Clive thought, as he wiped his hands, that was a weird way to put it.

"I'm sorry if I meant any offense Mr-?" Clive asked as he stuck his hand out to shake the small mans plump hand.

"Oh fret none of it lad, quite common among the Tall Folk." The half-man said shaking Clive's offered hand.

"Names Hamish Hambinger!"

"So what brings you out here to Somewhere Mr. Hambinger?" Clive asked after shaking the surprisingly strong and well calloused hand of Hamish.

"Somewhere?" Hamish asked confused.

The dumb saying of the town was beaten into Clive's head so often at parades and fairs that he could recite it by memory.

"If you have Nowhere to go, and Anywhere will do, you may as well come to Somewhere." Clive chanted with mock enthusiasm.

Hamish looked at poor Clive as if he had a stroke.

"Are ye alright lad? D'ya need to sit down?"

"Maybe, but I'll do that later. Point is you're in Somewhere, West Virginia."

Hamish wasn't entirely reassured Clive wasn't ill, though with how much he hit his head he should get checked just incase Clive thought.

"Somewhere. Hmm. Simple. I like it." Hamish stated.

Hamish put his hands in his coat pockets and began his tale.

"The Hambinger Clan has had a rough time of it, but we always got by we did. But this last season was the worst, and I fear it was the last for our home."

Hamish sighed and took off his glasses to clean at them idly.

"We had to sell off the land and damn near everythin' that wasn't nailed down. And even some that was." Hamish said as he got tired of polishing his glasses and placed them back upon his face.

"The land was good to us but fer many years now its given less 'n less before this last year gave nothin' at all. I fear even if the land itself was still good those greedy bankers-"

Hamish spits at the word like it fouled his mouth just to say it.

"Vultures 'n robber-barons the whole lot of 'em!"

Hamish pulls out a old tobacco pipe and lights it up to calm himself before offering to Clive.

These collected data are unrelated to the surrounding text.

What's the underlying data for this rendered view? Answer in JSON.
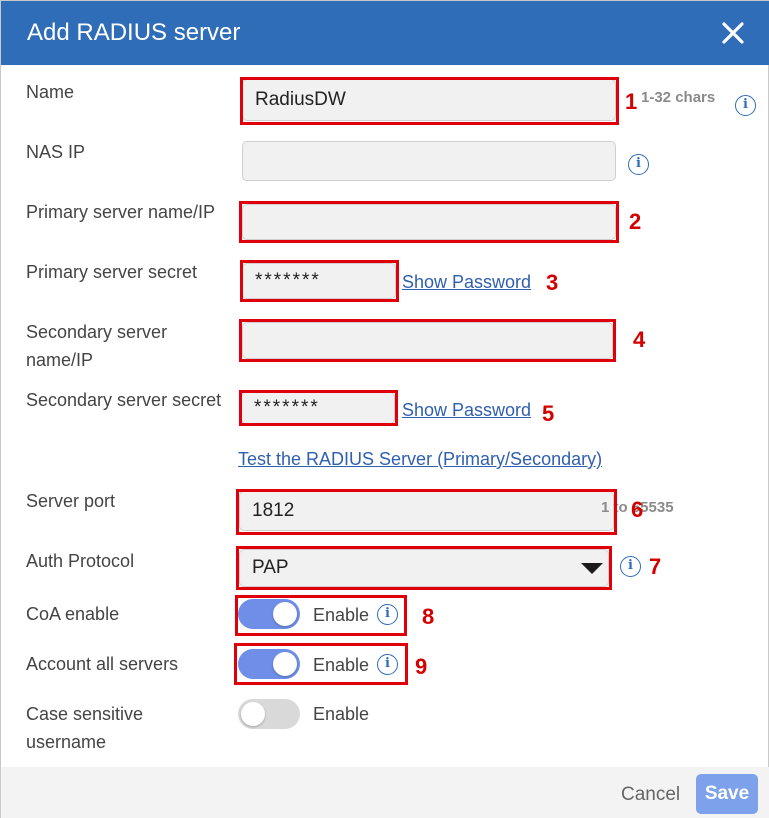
{
  "dialog": {
    "title": "Add RADIUS server",
    "close_icon": "close-icon"
  },
  "fields": {
    "name": {
      "label": "Name",
      "value": "RadiusDW",
      "hint": "1-32 chars"
    },
    "nas_ip": {
      "label": "NAS IP",
      "value": ""
    },
    "primary_server": {
      "label": "Primary server name/IP",
      "value": ""
    },
    "primary_secret": {
      "label": "Primary server secret",
      "value": "*******",
      "show_password": "Show Password"
    },
    "secondary_server": {
      "label_line1": "Secondary server",
      "label_line2": "name/IP",
      "value": ""
    },
    "secondary_secret": {
      "label": "Secondary server secret",
      "value": "*******",
      "show_password": "Show Password"
    },
    "test_link": "Test the RADIUS Server (Primary/Secondary)",
    "server_port": {
      "label": "Server port",
      "value": "1812",
      "hint": "1 to 65535"
    },
    "auth_protocol": {
      "label": "Auth Protocol",
      "selected": "PAP"
    },
    "coa_enable": {
      "label": "CoA enable",
      "toggle_label": "Enable",
      "enabled": true
    },
    "account_all": {
      "label": "Account all servers",
      "toggle_label": "Enable",
      "enabled": true
    },
    "case_sensitive": {
      "label_line1": "Case sensitive",
      "label_line2": "username",
      "toggle_label": "Enable",
      "enabled": false
    }
  },
  "annotations": {
    "n1": "1",
    "n2": "2",
    "n3": "3",
    "n4": "4",
    "n5": "5",
    "n6": "6",
    "n7": "7",
    "n8": "8",
    "n9": "9",
    "color": "#e0000a"
  },
  "footer": {
    "cancel": "Cancel",
    "save": "Save"
  },
  "colors": {
    "header": "#2f6db8",
    "toggle_on": "#6f8ee8",
    "save_button": "#7da1ea",
    "link": "#2f5fb0"
  }
}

He politely refuses and Hamish continues.

"So we packed up food, spirits, and everythin' we had left. Wasn't goin' to give them devils more to pick at, and we set off fer greener pastures. Was on our way o'er the mountain through a dwarven tunnel when we took a sharp bend and popped up here."

"So your looking for farmland?" Clive asked.

"That's right, we're hard workers so don't be thinkin' we's abunch 'o layabouts."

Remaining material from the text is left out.